Exosomes derived from diverse sources serve as effective delivery vehicles for the transport and modulation of RNA levels. A notable advantage of exosome-mediated delivery is that exosomes safeguard RNAs from degradation and facilitate cellular uptake without eliciting immune responses [19]. Furthermore, circRNAs contained within exosomes represent a significant class of biomarkers, which are abundantly present in plasma. These circRNAs are considered instrumental in advancing drug development, thereby offering additional avenues for future in vivo research.

Certain circRNA-encoded proteins or peptides are involved in various signaling pathways and serve as significant regulators in disease processes by affecting cell proliferation, migration, apoptosis, and other critical biological functions [20]. Consequently, circRNA-encoded proteins or peptides present considerable potential as therapeutic targets for pharmacological interventions.

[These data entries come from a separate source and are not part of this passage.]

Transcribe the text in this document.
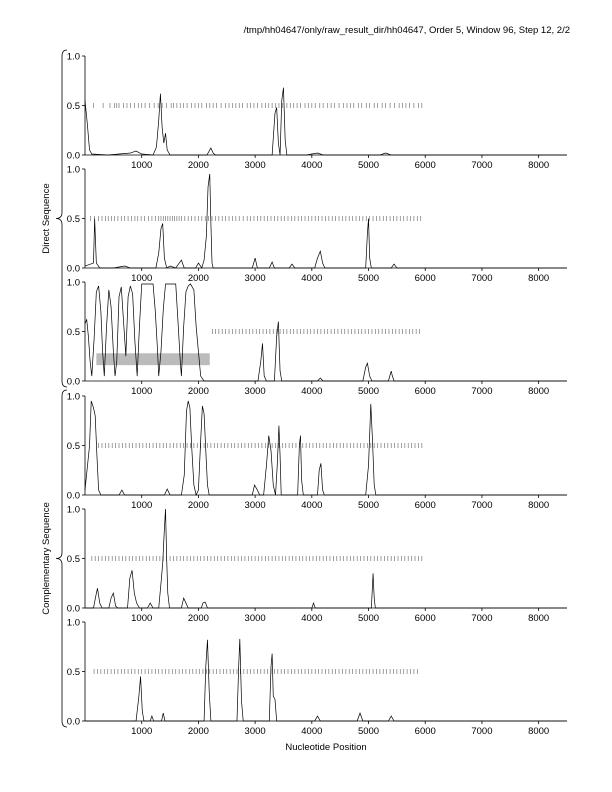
/tmp/hh04647/only/raw_result_dir/hh04647, Order 5, Window 96, Step 12, 2/2
0.0
0.5
1.0
1000	2000	3000	4000	5000	6000	7000	8000
0.0
0.5
1.0
1000	2000	3000	4000	5000	6000	7000	8000
0.0
0.5
1.0
1000	2000	3000	4000	5000	6000	7000	8000
0.0
0.5
1.0
1000	2000	3000	4000	5000	6000	7000	8000
0.0
0.5
1.0
1000	2000	3000	4000	5000	6000	7000	8000
0.0
0.5
1.0
1000	2000	3000	4000	5000	6000	7000	8000
Nucleotide Position
Direct Sequence
Complementary Sequence
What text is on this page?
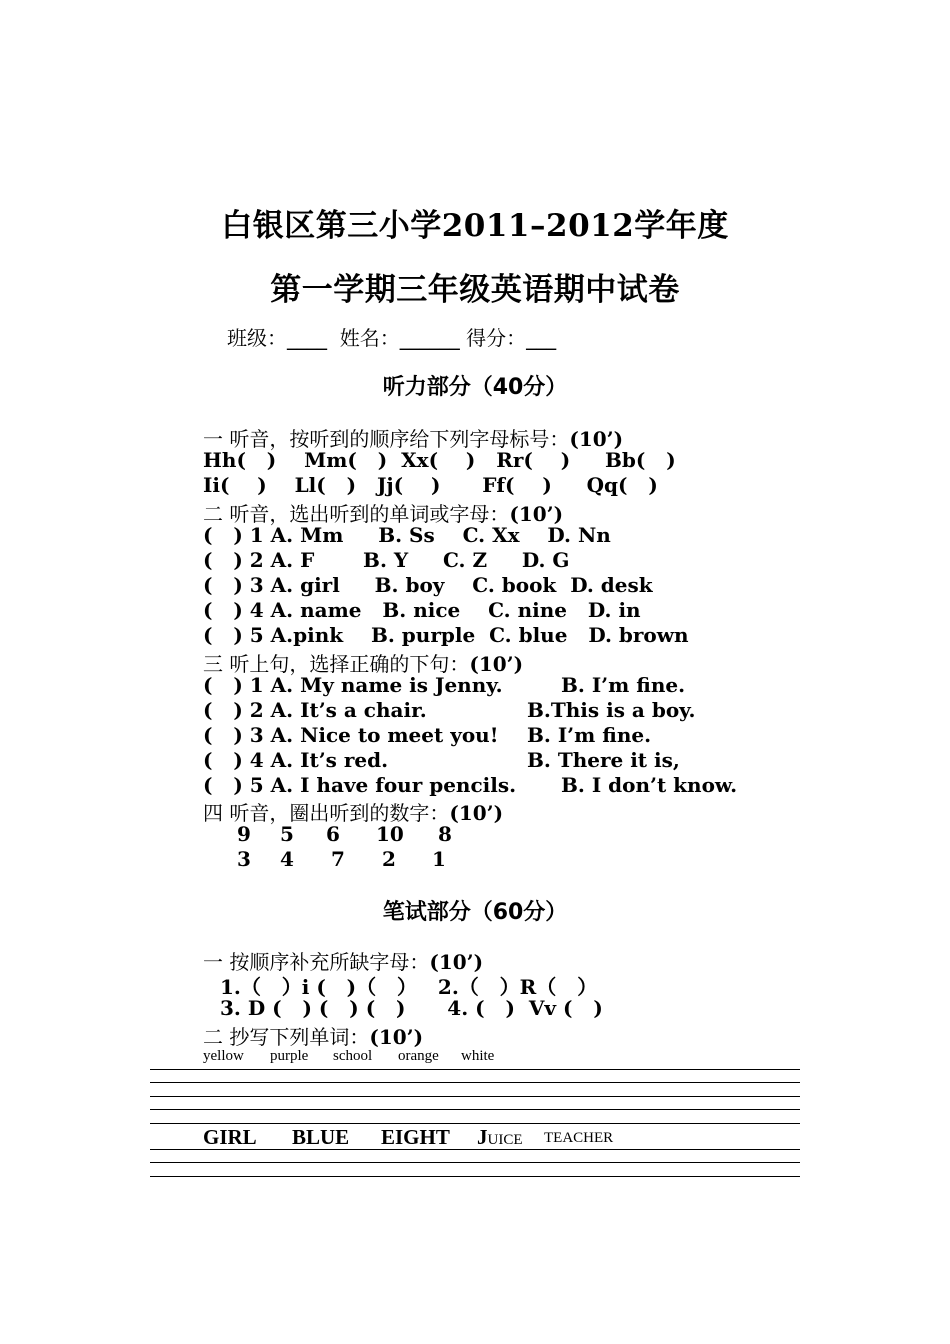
白银区第三小学2011–2012学年度
第一学期三年级英语期中试卷
班级：____  姓名：______ 得分：___
听力部分（40分）
一 听音，按听到的顺序给下列字母标号：(10’)
Hh(   )    Mm(   )  Xx(    )   Rr(    )     Bb(   )
Ii(    )    Ll(   )   Jj(    )      Ff(    )     Qq(   )
二 听音，选出听到的单词或字母：(10’)
(   ) 1 A. Mm     B. Ss    C. Xx    D. Nn
(   ) 2 A. F       B. Y     C. Z     D. G
(   ) 3 A. girl     B. boy    C. book  D. desk
(   ) 4 A. name   B. nice    C. nine   D. in
(   ) 5 A.pink    B. purple  C. blue   D. brown
三 听上句，选择正确的下句：(10’)
(   ) 1 A. My name is Jenny.	B. I’m fine.
(   ) 2 A. It’s a chair.	B.This is a boy.
(   ) 3 A. Nice to meet you! B. I’m fine.
(   ) 4 A. It’s red.	B. There it is,
(   ) 5 A. I have four pencils. B. I don’t know.
四 听音，圈出听到的数字：(10’)
9 5 6 10 8
3 4 7 2 1
笔试部分（60分）
一 按顺序补充所缺字母：(10’)
1.（   ）i (   )（   ）   2.（   ）R（   ）
3. D (   ) (   ) (   )      4. (   )  Vv (   )
二 抄写下列单词：(10’)
yellow purple school orange white
GIRL BLUE EIGHT JUICE TEACHER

The development of precision drugs targeting proteins or peptides translated from circRNAs may result in highly selective and minimally toxic therapeutic outcomes.

A comparative analysis of circRNA datasets from humans and mice revealed that 15% of circRNAs correspond to conserved splice sites in orthologous genes. In heart tissues, up to 10% of circRNAs are evolutionarily conserved across humans, mice, and rats. This conservation enhances the potential for translational research, allowing for the application of findings from animal models to clinical research [21].

The third-generation sequencing technology, utilizing nanopore sequencing, holds significant promise for the comprehensive full-length profiling of circRNAs within human transcriptomes, facilitating a deeper understanding of circRNA biology. It is anticipated that through the effective validation of sequencing results and thorough investigations into circRNA expression and regulation, a greater number of functional circRNAs will be identified as potential biomarkers and therapeutic targets, which may serve as therapeutic agents in the future.